Palavras-chave : Licenciatura em Física; Formação inicial; Teoria da Atividade; Estratégia de Ensino; Lúdico.
## Abstract
This work brings an excerpt from a broad doctoral research aimed at the initial formation of the Physics teacher, more specifically in the disciplines of teaching practices. For the theoretical and methodological contribution of this research, Leontiev was sought after, who by systematizing the Activity Theory sought to distinguish between the objective and affective material motives of the Activity, seeing the objective purpose as what translates the motive into a physical act, transforming the internal plan to the outside world and driving the Activity through the formation of objectives.
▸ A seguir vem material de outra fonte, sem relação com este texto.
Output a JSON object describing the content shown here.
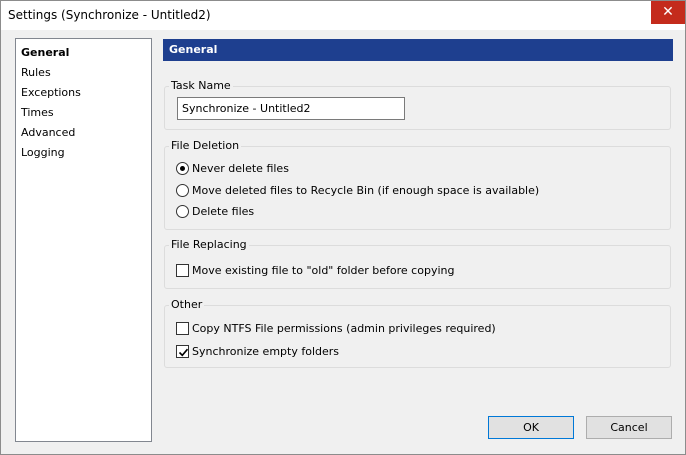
{
  "window": {
    "title": "Settings (Synchronize - Untitled2)",
    "close_glyph": "✕"
  },
  "nav": {
    "items": [
      {
        "label": "General",
        "active": true
      },
      {
        "label": "Rules"
      },
      {
        "label": "Exceptions"
      },
      {
        "label": "Times"
      },
      {
        "label": "Advanced"
      },
      {
        "label": "Logging"
      }
    ]
  },
  "header": {
    "title": "General"
  },
  "task_name": {
    "group_label": "Task Name",
    "value": "Synchronize - Untitled2"
  },
  "file_deletion": {
    "group_label": "File Deletion",
    "options": [
      {
        "label": "Never delete files",
        "checked": true
      },
      {
        "label": "Move deleted files to Recycle Bin (if enough space is available)",
        "checked": false
      },
      {
        "label": "Delete files",
        "checked": false
      }
    ]
  },
  "file_replacing": {
    "group_label": "File Replacing",
    "options": [
      {
        "label": "Move existing file to \"old\" folder before copying",
        "checked": false
      }
    ]
  },
  "other": {
    "group_label": "Other",
    "options": [
      {
        "label": "Copy NTFS File permissions (admin privileges required)",
        "checked": false
      },
      {
        "label": "Synchronize empty folders",
        "checked": true
      }
    ]
  },
  "buttons": {
    "ok": "OK",
    "cancel": "Cancel"
  }
}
Our research takes place in the Teaching Practices classroom, of the Degree in Physics, of a Federal University X, with the objective of identifying and delimiting the Activity systems of each subject involved, as well as expanding the research to an Activity general. The research subjects are two teachers, one regent and another in teaching internship and three students, in which they developed a dialogue about the playful teaching approach in Physics teaching. The students had to
read scientific articles about such a teaching strategy and hold a discussion about why the authors understand the ludic and the contribution of this strategy in the teaching of Physics.
Keywords: Degree in Physics; Initial formation; Activity Theory; Teaching Strategy; Playful.
## Propósito teórico-metodológico proporcionado pela Teoria da Atividade ao observarmos uma sala de aula da Licenciatura em Física
- O desenvolvimento de uma Atividade pelo homem decorre da tomada de consciência da transição de uma Atividade externa para a Atividade interna, que se dá dentro de um meio social - no contexto universitário, entre professores regentes e licenciandos - em que há a troca de conhecimentos dentro de um processo de significações que são formados historicamente, conforme Leontiev (1978). Destarte, o enfoque histórico-cultural e a Teoria da Atividade permitem elaborarmos compreensões acerca da transição para os processos de subjetivação e constituição humana ou constituição docente para Licenciandos em formação. Permite, ainda, levantarmos a concepção de motivos que orientaram suas atividades de aprendizagem e qualificá-los de forma dialética.
Engeström (1999) baseia a pesquisa no viés da intervenção desenvolvimental, em que se pauta na 'relação dialética, dialógica com a Atividade, e enfoca as contradições como causativas e as perturbações como indicadores de potencial ' (DANIELS, 2003, p. 123).
Toda essa operacionalização é um processo intervencional que possibilita o delineamento do Sistema de Atividade, que constrói e transforma-se em novas formas de Atividades de níveis coletivo e individual. Isso nos possibilitará um olhar metodológico para os ciclos expansivos de aprendizagem, identificando as contradições, segundo Engeström (1999), no intuito de construir relações dialéticas e dialógicas na Atividade de cada licenciando.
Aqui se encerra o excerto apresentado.